Numerical investigation of porous parameter influence on Casson-type hybrid nanofluid ( with base fluid blood) convection with variable properties.

Résumé

Objective: The purpose of the study is to examine the heat and fluid transport properties of a Casson hybrid nanofluid, which is made up of blood and nanoparticles, as it passes down a vertical porous channel while being affected by a magnetic field. Understanding the effects of changing viscosity, variable thermal conductivity and porous resistance on temperature and velocity distributions pertinent to biological applications, including targeted drug administration, cryosurgery and hyperthermia is the main goal of the work.

Methodology: A combination of Casson rheology, viscous dissipation, variable viscosity, variable thermal conductivity and porous resistance effects are used to formulate the governing momentum and energy equations.

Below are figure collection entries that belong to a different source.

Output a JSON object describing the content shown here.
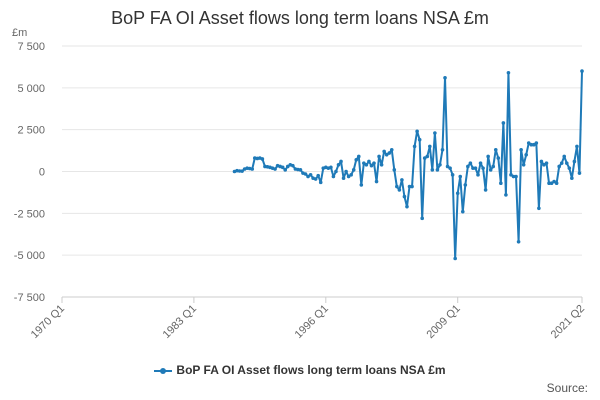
{
  "chart_data": {
    "type": "line",
    "title": "BoP FA OI Asset flows long term loans NSA £m",
    "y_unit": "£m",
    "xlabel": "",
    "ylabel": "",
    "ylim": [
      -7500,
      7500
    ],
    "y_ticks": [
      7500,
      5000,
      2500,
      0,
      -2500,
      -5000,
      -7500
    ],
    "y_tick_labels": [
      "7 500",
      "5 000",
      "2 500",
      "0",
      "-2 500",
      "-5 000",
      "-7 500"
    ],
    "x_ticks": [
      "1970 Q1",
      "1983 Q1",
      "1996 Q1",
      "2009 Q1",
      "2021 Q2"
    ],
    "grid": true,
    "legend_position": "bottom",
    "series": [
      {
        "name": "BoP FA OI Asset flows long term loans NSA £m",
        "color": "#1f7ab8",
        "x": [
          "1987 Q1",
          "1987 Q2",
          "1987 Q3",
          "1987 Q4",
          "1988 Q1",
          "1988 Q2",
          "1988 Q3",
          "1988 Q4",
          "1989 Q1",
          "1989 Q2",
          "1989 Q3",
          "1989 Q4",
          "1990 Q1",
          "1990 Q2",
          "1990 Q3",
          "1990 Q4",
          "1991 Q1",
          "1991 Q2",
          "1991 Q3",
          "1991 Q4",
          "1992 Q1",
          "1992 Q2",
          "1992 Q3",
          "1992 Q4",
          "1993 Q1",
          "1993 Q2",
          "1993 Q3",
          "1993 Q4",
          "1994 Q1",
          "1994 Q2",
          "1994 Q3",
          "1994 Q4",
          "1995 Q1",
          "1995 Q2",
          "1995 Q3",
          "1995 Q4",
          "1996 Q1",
          "1996 Q2",
          "1996 Q3",
          "1996 Q4",
          "1997 Q1",
          "1997 Q2",
          "1997 Q3",
          "1997 Q4",
          "1998 Q1",
          "1998 Q2",
          "1998 Q3",
          "1998 Q4",
          "1999 Q1",
          "1999 Q2",
          "1999 Q3",
          "1999 Q4",
          "2000 Q1",
          "2000 Q2",
          "2000 Q3",
          "2000 Q4",
          "2001 Q1",
          "2001 Q2",
          "2001 Q3",
          "2001 Q4",
          "2002 Q1",
          "2002 Q2",
          "2002 Q3",
          "2002 Q4",
          "2003 Q1",
          "2003 Q2",
          "2003 Q3",
          "2003 Q4",
          "2004 Q1",
          "2004 Q2",
          "2004 Q3",
          "2004 Q4",
          "2005 Q1",
          "2005 Q2",
          "2005 Q3",
          "2005 Q4",
          "2006 Q1",
          "2006 Q2",
          "2006 Q3",
          "2006 Q4",
          "2007 Q1",
          "2007 Q2",
          "2007 Q3",
          "2007 Q4",
          "2008 Q1",
          "2008 Q2",
          "2008 Q3",
          "2008 Q4",
          "2009 Q1",
          "2009 Q2",
          "2009 Q3",
          "2009 Q4",
          "2010 Q1",
          "2010 Q2",
          "2010 Q3",
          "2010 Q4",
          "2011 Q1",
          "2011 Q2",
          "2011 Q3",
          "2011 Q4",
          "2012 Q1",
          "2012 Q2",
          "2012 Q3",
          "2012 Q4",
          "2013 Q1",
          "2013 Q2",
          "2013 Q3",
          "2013 Q4",
          "2014 Q1",
          "2014 Q2",
          "2014 Q3",
          "2014 Q4",
          "2015 Q1",
          "2015 Q2",
          "2015 Q3",
          "2015 Q4",
          "2016 Q1",
          "2016 Q2",
          "2016 Q3",
          "2016 Q4",
          "2017 Q1",
          "2017 Q2",
          "2017 Q3",
          "2017 Q4",
          "2018 Q1",
          "2018 Q2",
          "2018 Q3",
          "2018 Q4",
          "2019 Q1",
          "2019 Q2",
          "2019 Q3",
          "2019 Q4",
          "2020 Q1",
          "2020 Q2",
          "2020 Q3",
          "2020 Q4",
          "2021 Q1",
          "2021 Q2"
        ],
        "values": [
          0,
          50,
          30,
          20,
          150,
          200,
          180,
          150,
          800,
          780,
          800,
          750,
          300,
          280,
          250,
          200,
          150,
          350,
          300,
          250,
          100,
          300,
          400,
          350,
          150,
          120,
          100,
          -100,
          -150,
          -300,
          -200,
          -400,
          -450,
          -250,
          -650,
          200,
          250,
          200,
          250,
          -300,
          0,
          400,
          600,
          -400,
          0,
          -300,
          -200,
          100,
          700,
          900,
          -800,
          500,
          400,
          600,
          350,
          500,
          -600,
          900,
          400,
          1200,
          1000,
          1100,
          1300,
          100,
          -900,
          -1100,
          -500,
          -1500,
          -2100,
          -900,
          -900,
          1500,
          2400,
          1900,
          -2800,
          800,
          900,
          1500,
          100,
          2300,
          100,
          400,
          1300,
          5600,
          300,
          200,
          -200,
          -5200,
          -1300,
          -300,
          -2400,
          -800,
          300,
          500,
          200,
          200,
          -200,
          500,
          200,
          -1100,
          900,
          100,
          300,
          1300,
          800,
          -700,
          2900,
          -1400,
          5900,
          -200,
          -300,
          -300,
          -4200,
          1300,
          400,
          1000,
          1700,
          1600,
          1600,
          1700,
          -2200,
          600,
          400,
          500,
          -700,
          -700,
          -600,
          -700,
          300,
          500,
          900,
          500,
          200,
          -400,
          600,
          1500,
          -100,
          6000
        ]
      }
    ]
  },
  "source_label": "Source:"
}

We use MATLAB's bvp5c solver to numerically solve these nonlinear coupled equations after they have been nondimensionalized. For important dimensionless quantities, such as the Casson parameter, Brinkman number,  Hartmann number, wall temperature ratio and porosity parameter,  parametric studies are performed.

Findings: The findings show that porous resistance alters thermal boundary layers and significantly reduces velocity. When compared to pure blood, the addition of hybrid nanoparticles improves convective heat transmission by as much as 15.80%. While variable thermal conductivity enhances control over heat transfer and steepens temperature gradients, variable viscosity increases flow resistance and decreases peak velocity.

Conclusions: The study emphasizes how heat and fluid flow behaviour in biomedical systems are greatly influenced by the combined impacts of magnetic fields, porous resistance and thermophysical changes. By separating porosity effects in Casson hybrid nanofluid flow without the contribution of an electric field, the novelty offers practical information about heat transport aided by nanoparticles in porous biological tissues and manufactured scaffolds.